Parmi les différentes formes d’alopécie ou calvitie, celle dite "androgénétique", d’origine hormonale et héréditaire, est de loin la plus répandue, aussi bien chez l’homme que chez la femme. Comme son nom l’indique, il s’agit d’une hypersensibilité héréditaire des follicules pileux vis-à-vis des androgènes, les hormones sexuelles mâles.
Chez l’homme, ce type de calvitie se manifeste souvent déjà autour des 20 ans, avec l’apparition des tempes dégarnies. Chez la femme, en revanche, elle ne débute que très rarement avant la quarantaine, sous forme d’une raréfaction progressive des cheveux au sommet du crâne, dans la région de la raie.
Dès lors, ce processus évolue le plus souvent par poussées: des phases de chute des cheveux liées à des influences saisonnières ou comportementales (stress, alimentation déséquilibrée, etc.) alternent avec des phases associées à des variations hormonales.
Traitement
La thérapie de l’alopécie androgénétique chez l’homme repose sur deux approches différentes qui peuvent se compléter:
Le traitement externe à base de minoxidil.
Le traitement interne à base de finastéride.

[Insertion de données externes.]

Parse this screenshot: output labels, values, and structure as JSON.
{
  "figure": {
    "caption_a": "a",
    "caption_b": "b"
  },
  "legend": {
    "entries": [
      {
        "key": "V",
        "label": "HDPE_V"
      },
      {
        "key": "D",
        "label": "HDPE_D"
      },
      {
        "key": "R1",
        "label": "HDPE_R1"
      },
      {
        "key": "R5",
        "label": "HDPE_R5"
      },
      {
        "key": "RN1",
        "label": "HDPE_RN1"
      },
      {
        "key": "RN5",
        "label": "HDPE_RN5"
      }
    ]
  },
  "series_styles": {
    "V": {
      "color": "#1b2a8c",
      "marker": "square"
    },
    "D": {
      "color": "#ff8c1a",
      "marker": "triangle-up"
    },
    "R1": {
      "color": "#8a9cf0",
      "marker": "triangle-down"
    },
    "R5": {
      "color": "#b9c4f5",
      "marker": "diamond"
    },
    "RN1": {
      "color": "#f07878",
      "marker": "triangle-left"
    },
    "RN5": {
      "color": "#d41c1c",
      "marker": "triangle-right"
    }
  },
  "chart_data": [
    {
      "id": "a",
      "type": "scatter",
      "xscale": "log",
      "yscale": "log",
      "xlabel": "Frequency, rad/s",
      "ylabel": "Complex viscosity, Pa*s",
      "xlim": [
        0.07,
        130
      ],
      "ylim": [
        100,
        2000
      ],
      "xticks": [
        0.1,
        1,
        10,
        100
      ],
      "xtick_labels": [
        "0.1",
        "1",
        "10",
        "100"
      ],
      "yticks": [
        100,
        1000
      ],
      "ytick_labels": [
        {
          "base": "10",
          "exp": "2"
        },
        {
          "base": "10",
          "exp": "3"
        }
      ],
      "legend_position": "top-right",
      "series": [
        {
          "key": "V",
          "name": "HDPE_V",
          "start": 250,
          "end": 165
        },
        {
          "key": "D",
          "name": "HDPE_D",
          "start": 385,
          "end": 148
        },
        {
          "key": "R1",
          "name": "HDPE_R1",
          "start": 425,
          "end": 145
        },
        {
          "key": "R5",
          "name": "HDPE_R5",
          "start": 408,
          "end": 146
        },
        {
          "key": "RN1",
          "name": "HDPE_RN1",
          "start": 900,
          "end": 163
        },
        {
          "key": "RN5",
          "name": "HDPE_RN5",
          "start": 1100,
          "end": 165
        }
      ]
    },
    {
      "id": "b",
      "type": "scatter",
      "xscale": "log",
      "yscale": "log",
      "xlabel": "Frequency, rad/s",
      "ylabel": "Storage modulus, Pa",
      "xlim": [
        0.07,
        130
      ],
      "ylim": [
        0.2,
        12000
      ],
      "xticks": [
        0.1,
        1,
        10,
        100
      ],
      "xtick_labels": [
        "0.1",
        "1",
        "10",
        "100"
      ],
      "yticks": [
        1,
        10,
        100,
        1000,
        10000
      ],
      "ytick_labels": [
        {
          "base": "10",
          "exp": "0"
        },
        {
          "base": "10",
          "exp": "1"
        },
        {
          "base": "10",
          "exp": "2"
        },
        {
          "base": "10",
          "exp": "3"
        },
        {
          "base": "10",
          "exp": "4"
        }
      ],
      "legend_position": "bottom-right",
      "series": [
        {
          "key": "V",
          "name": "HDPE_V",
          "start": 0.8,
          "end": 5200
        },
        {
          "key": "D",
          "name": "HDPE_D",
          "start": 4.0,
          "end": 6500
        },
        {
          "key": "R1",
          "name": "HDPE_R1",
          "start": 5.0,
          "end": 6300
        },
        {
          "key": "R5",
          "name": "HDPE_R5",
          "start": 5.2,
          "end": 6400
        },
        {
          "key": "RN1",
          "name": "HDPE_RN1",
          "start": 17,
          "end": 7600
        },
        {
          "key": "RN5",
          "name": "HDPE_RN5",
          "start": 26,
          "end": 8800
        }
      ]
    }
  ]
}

Le minoxidil est la seule substance antichute à usage topique (local) qui a été enregistrée à l’OICM en tant que médicament et dont l’efficacité a été démontrée scientifiquement par des études à large échelle. A l’origine, le minoxidil avait été destiné au traitement de l’hypertension artérielle par voie orale. Une augmentation de la pilosité sur tout le corps avait alors été signalée comme effet collatéral. C’est sur la base de cette constatation que ce médicament a été introduit avec succès pour le traitement local de l’alopécie androgénétique.
Le minoxidil est disponible dans les pharmacies en solution à 2%, délivrée depuis peu sans ordonnance, et à 5%, soumise à la prescription médicale.
Les préparations à base de minoxidil doivent être appliquées deux fois par jour et de façon continue, car cette substance n’agit qu’aussi longtemps qu’elle est utilisée. Dans la meilleure des hypothèses, on peut constater une stabilisation de la chute des cheveux au bout de trois mois et une repousse après quatre à huit mois. En revanche, si le traitement est interrompu, les cheveux qui viennent de repousser tomberont au bout de trois ou quatre mois.
En ce qui concerne d’autres traitements locaux de l’alopécie androgénétique utilisés en dermocosmétique, il faut citer l’aminexil, un dérivé du minoxidil.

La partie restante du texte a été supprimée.